Why are things this bad?  Our research uncovers several issues:

• Nearly one-third (32%) of organizations utilize 10 or more data sources to track and inventory their assets for security purposes. There is a correlation to organizational size here as well—the bigger the organization, the more data sources used.  What types of data sources?  IT asset management systems (59%), endpoint security systems (50%), cloud posture management systems (46%), network scanners (39%), and many others.  More data sources mean that organizations are piecing together an asset inventory by amalgamating data tidbits, a process prone to inaccuracies and lots of overhead.
• Not surprisingly, gluing all this data together takes time. Nearly half (48%) of organizations claim that doing a full security asset inventory takes more than 80 hours to complete.  Furthermore, 35% of organizations conduct these security asset inventories on a quarterly basis or less frequently.  Performing a security asset inventory is so time consuming that most organizations can only get to it periodically.  Meanwhile, assets are coming, going, and changing and security may have no idea.  Yikes!
• Which assets make it most difficult to maintain a timely and accurate inventory? Security professionals point to things like maintaining software configurations (34%), monitoring cloud-based workloads/applications (30%), tracking user accounts (30%), understanding which users have access to which systems (28%), maintaining workstations (27%), and so on.  Lots of diversity here, no wonder it takes lots of time and data to try and figure these things out.
• With all this complexity and operations overhead, security asset management is fraught with challenges. Security pros point to issues like coordinating security asset inventory tasks across different teams in the organization (44%), sorting through conflicting data (40%), dealing with thousands of frequently changing assets (39%), and a dependence on manual processes (33%).

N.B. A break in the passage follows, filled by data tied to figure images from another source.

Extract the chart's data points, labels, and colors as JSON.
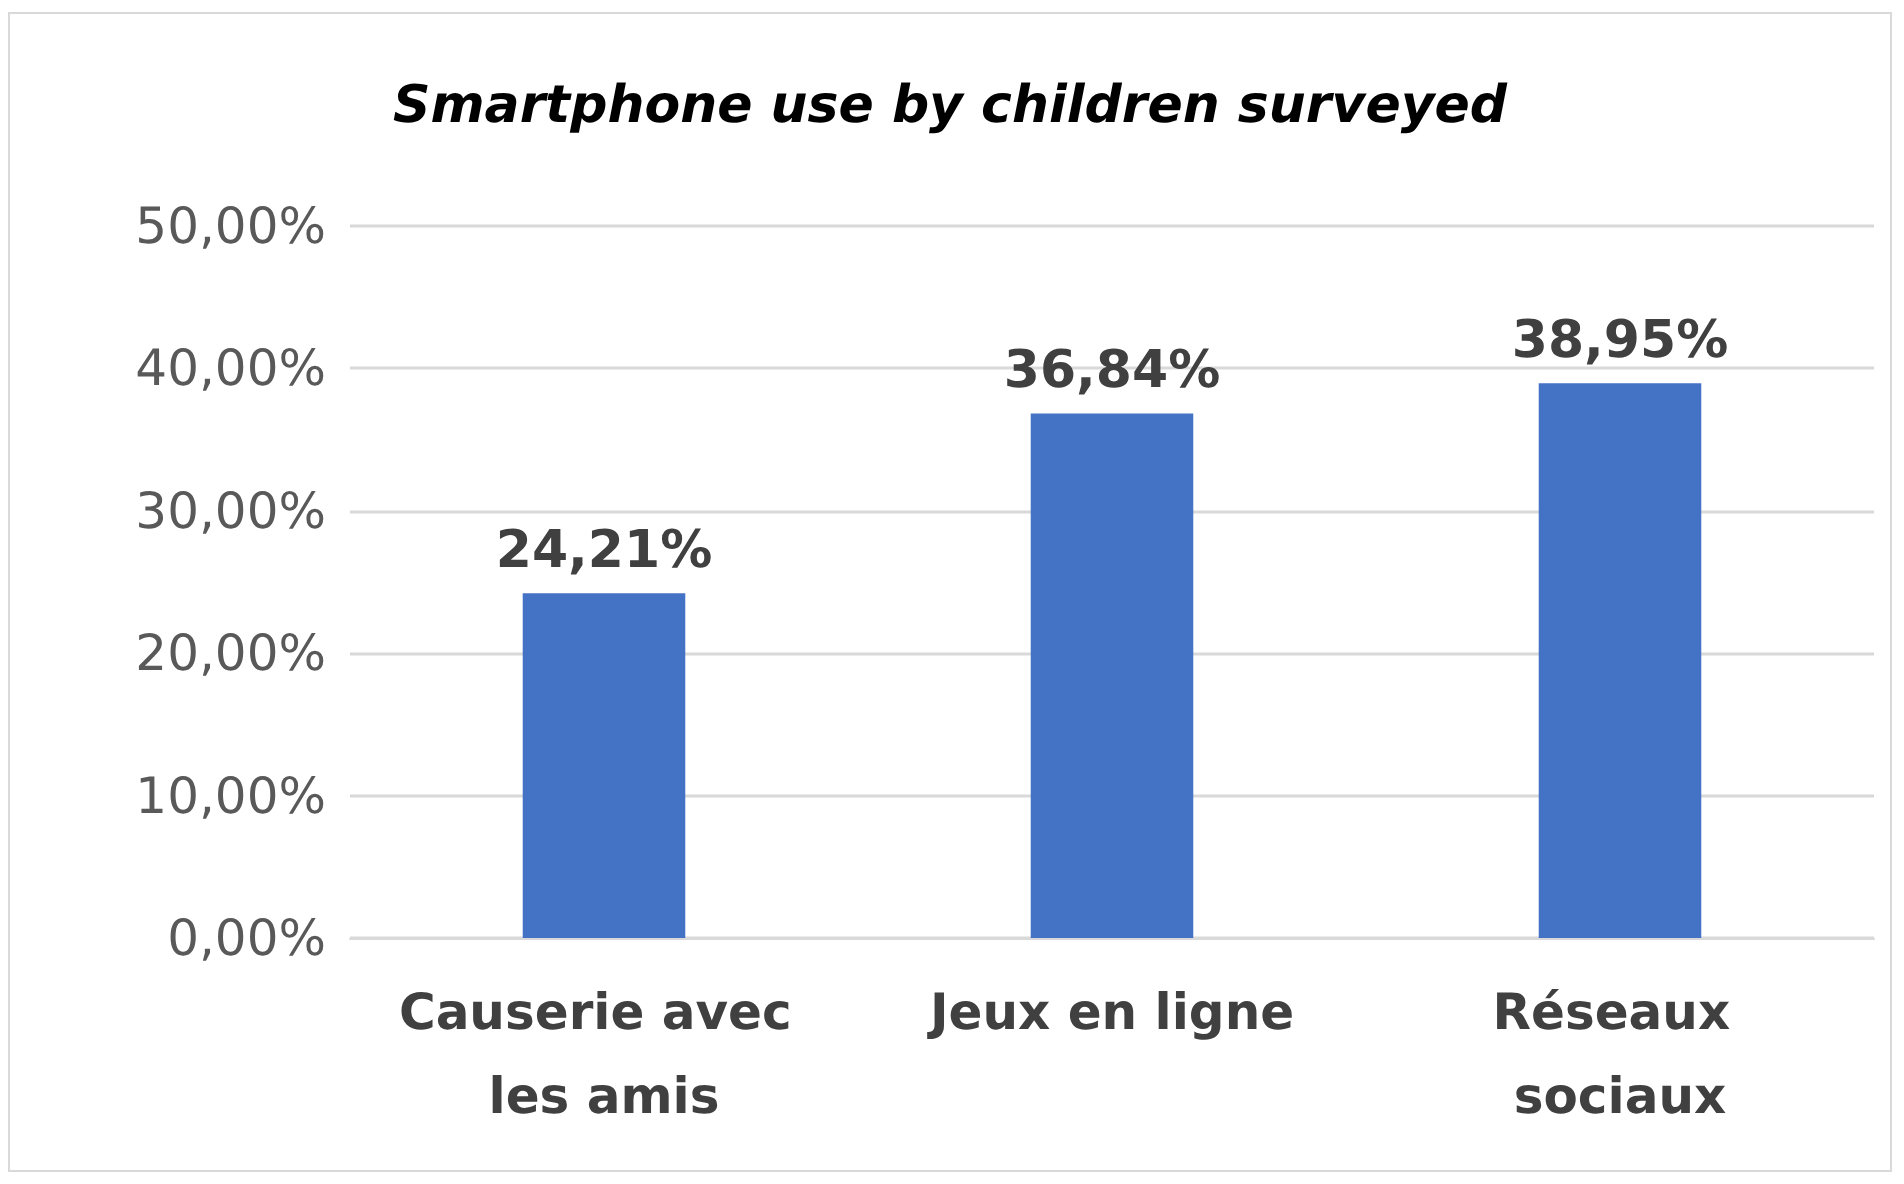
{
  "chart_data": {
    "type": "bar",
    "title": "Smartphone use by children surveyed",
    "categories": [
      "Causerie avec les amis",
      "Jeux en ligne",
      "Réseaux sociaux"
    ],
    "values": [
      24.21,
      36.84,
      38.95
    ],
    "color": "#4472c4",
    "value_labels": [
      "24,21%",
      "36,84%",
      "38,95%"
    ],
    "ylim": [
      0,
      50
    ],
    "yticks": [
      {
        "value": 0,
        "label": "0,00%"
      },
      {
        "value": 10,
        "label": "10,00%"
      },
      {
        "value": 20,
        "label": "20,00%"
      },
      {
        "value": 30,
        "label": "30,00%"
      },
      {
        "value": 40,
        "label": "40,00%"
      },
      {
        "value": 50,
        "label": "50,00%"
      }
    ],
    "grid": "y"
  }
}
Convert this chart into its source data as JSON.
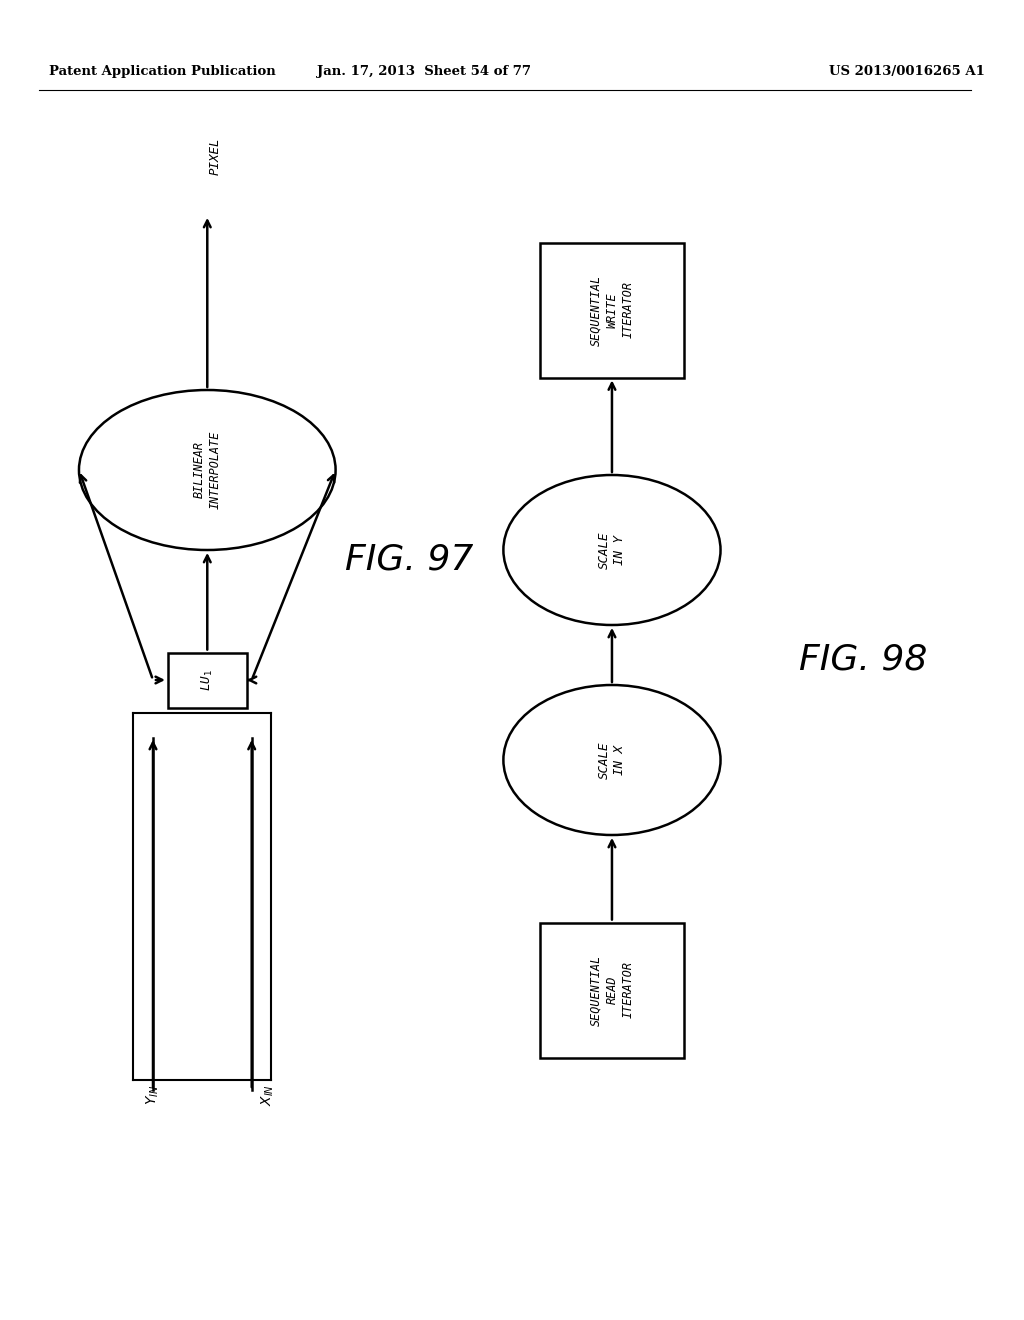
{
  "bg_color": "#ffffff",
  "header_left": "Patent Application Publication",
  "header_mid": "Jan. 17, 2013  Sheet 54 of 77",
  "header_right": "US 2013/0016265 A1",
  "fig97_label": "FIG. 97",
  "fig98_label": "FIG. 98"
}
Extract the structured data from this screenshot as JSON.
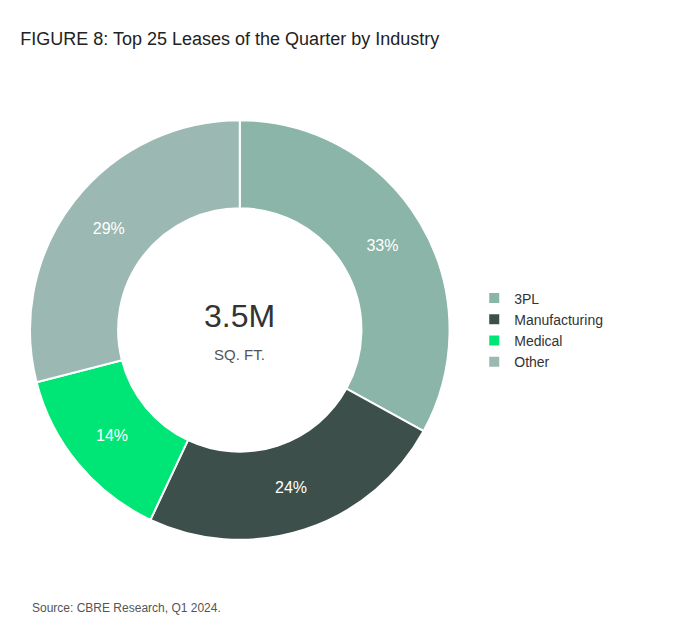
{
  "chart_data": {
    "type": "donut",
    "title": "FIGURE 8: Top 25 Leases of the Quarter by Industry",
    "categories": [
      "3PL",
      "Manufacturing",
      "Medical",
      "Other"
    ],
    "values": [
      33,
      24,
      14,
      29
    ],
    "value_labels": [
      "33%",
      "24%",
      "14%",
      "29%"
    ],
    "colors": [
      "#8ab5a8",
      "#3d4f4a",
      "#00e676",
      "#9cb8b2"
    ],
    "data_labels": true,
    "legend": "right",
    "annotations": [
      "3.5M",
      "SQ. FT."
    ],
    "source": "Source: CBRE Research, Q1 2024."
  }
}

What could be done to improve security asset management?  The security professionals surveyed suggest things like automating processes, integrating technologies, and establishing the right key performance indicators (KPIs) and metrics, and improving their ability to assign risk scores to vulnerable assets.  In other words, sound security asset management practices require people, process, and technology improvements.   

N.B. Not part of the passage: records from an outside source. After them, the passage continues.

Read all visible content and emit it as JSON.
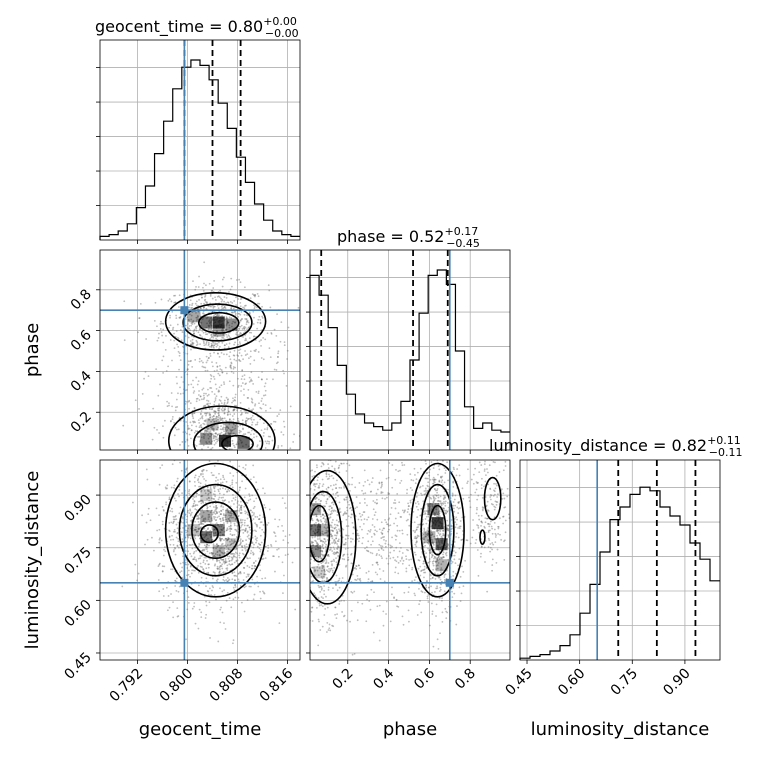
{
  "chart_data": {
    "type": "corner",
    "parameters": [
      {
        "key": "geocent_time",
        "label": "geocent_time",
        "range": [
          0.786,
          0.818
        ],
        "ticks": [
          0.792,
          0.8,
          0.808,
          0.816
        ],
        "tick_labels": [
          "0.792",
          "0.800",
          "0.808",
          "0.816"
        ],
        "truth": 0.7995,
        "quantiles": [
          0.7995,
          0.804,
          0.8085
        ]
      },
      {
        "key": "phase",
        "label": "phase",
        "range": [
          0.015,
          0.995
        ],
        "ticks": [
          0.2,
          0.4,
          0.6,
          0.8
        ],
        "tick_labels": [
          "0.2",
          "0.4",
          "0.6",
          "0.8"
        ],
        "truth": 0.7,
        "quantiles": [
          0.07,
          0.52,
          0.69
        ]
      },
      {
        "key": "luminosity_distance",
        "label": "luminosity_distance",
        "range": [
          0.43,
          1.0
        ],
        "ticks": [
          0.45,
          0.6,
          0.75,
          0.9
        ],
        "tick_labels": [
          "0.45",
          "0.60",
          "0.75",
          "0.90"
        ],
        "truth": 0.65,
        "quantiles": [
          0.71,
          0.82,
          0.93
        ]
      }
    ],
    "titles": [
      {
        "param": "geocent_time = 0.80",
        "plus": "+0.00",
        "minus": "−0.00"
      },
      {
        "param": "phase = 0.52",
        "plus": "+0.17",
        "minus": "−0.45"
      },
      {
        "param": "luminosity_distance = 0.82",
        "plus": "+0.11",
        "minus": "−0.11"
      }
    ],
    "histograms": {
      "geocent_time": [
        0.02,
        0.03,
        0.05,
        0.09,
        0.18,
        0.3,
        0.48,
        0.66,
        0.84,
        0.96,
        1.0,
        0.97,
        0.89,
        0.76,
        0.62,
        0.46,
        0.32,
        0.2,
        0.11,
        0.05,
        0.03,
        0.02
      ],
      "phase": [
        0.97,
        0.86,
        0.68,
        0.47,
        0.31,
        0.2,
        0.15,
        0.13,
        0.11,
        0.15,
        0.27,
        0.5,
        0.76,
        0.97,
        1.0,
        0.92,
        0.55,
        0.24,
        0.12,
        0.15,
        0.11,
        0.1
      ],
      "luminosity_distance": [
        0.01,
        0.02,
        0.03,
        0.05,
        0.08,
        0.14,
        0.26,
        0.42,
        0.6,
        0.78,
        0.85,
        0.92,
        0.96,
        0.94,
        0.85,
        0.8,
        0.75,
        0.65,
        0.56,
        0.44
      ]
    },
    "grid": true,
    "style": {
      "truth_color": "#4682b4",
      "line_color": "#000000",
      "quantile_style": "dashed"
    }
  }
}
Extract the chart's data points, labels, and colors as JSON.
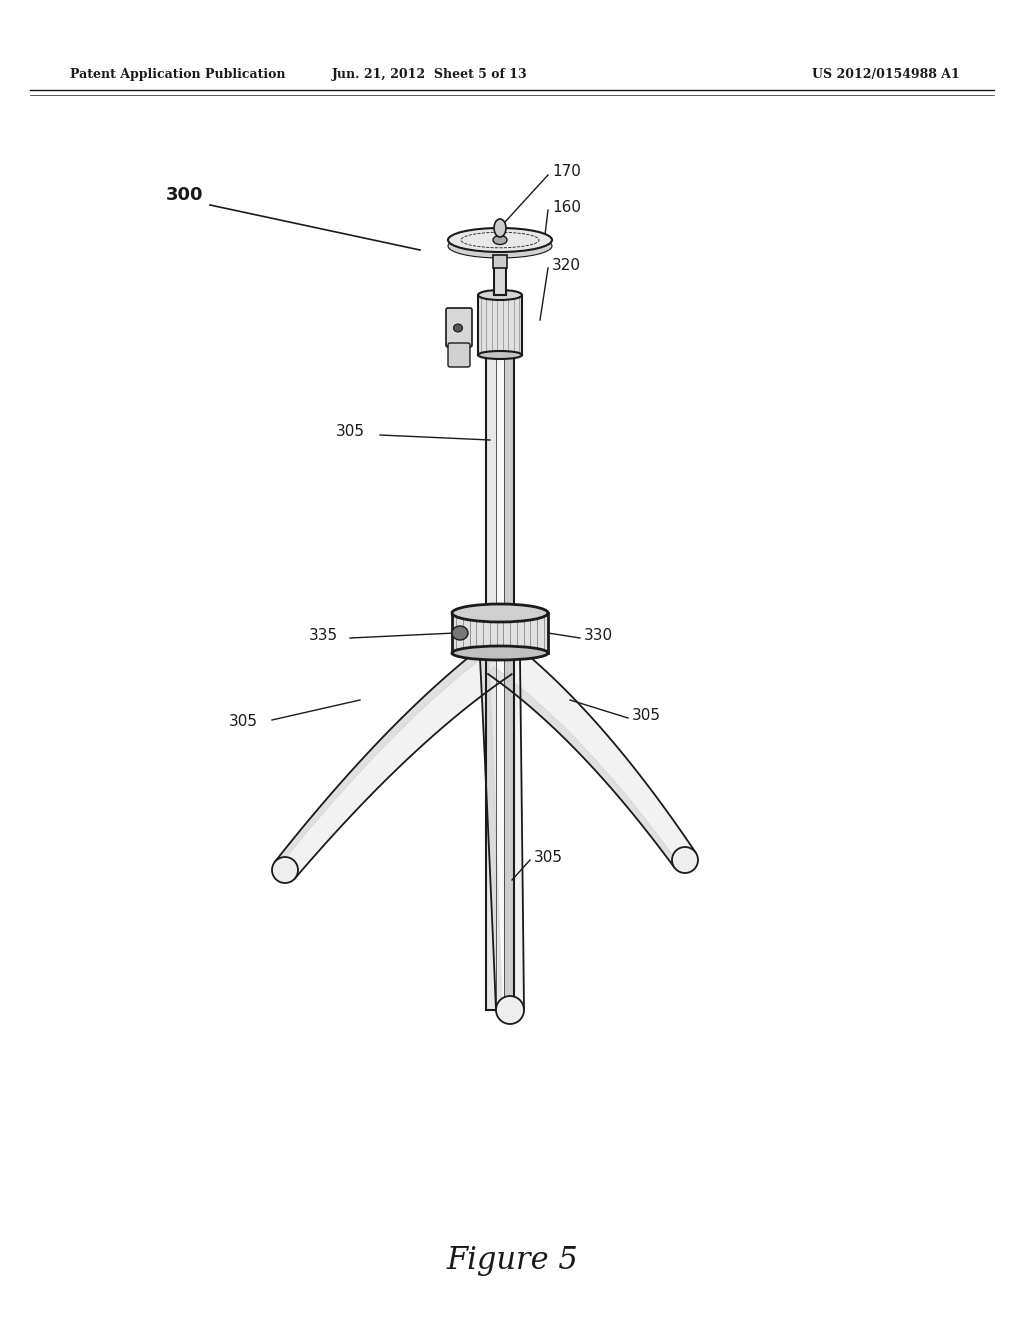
{
  "header_left": "Patent Application Publication",
  "header_mid": "Jun. 21, 2012  Sheet 5 of 13",
  "header_right": "US 2012/0154988 A1",
  "figure_label": "Figure 5",
  "bg_color": "#ffffff",
  "line_color": "#1a1a1a",
  "shade_color": "#cccccc"
}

I do see some promising innovation for security asset management that may help organizations in all areas.  Vendors like Axonius, Balbix, JupiterOne, and Sevco use API connections to collect and consolidate data from different tools, analyze the data to calculate risk scores, identify high-risk assets, and make remediation suggestions.  In this way, these technologies could help improve staff productivity, enable process automation, and organize/analyze the mountains of asset data.  Given today’s security asset management chaos, I expect a lot of technology uptick here.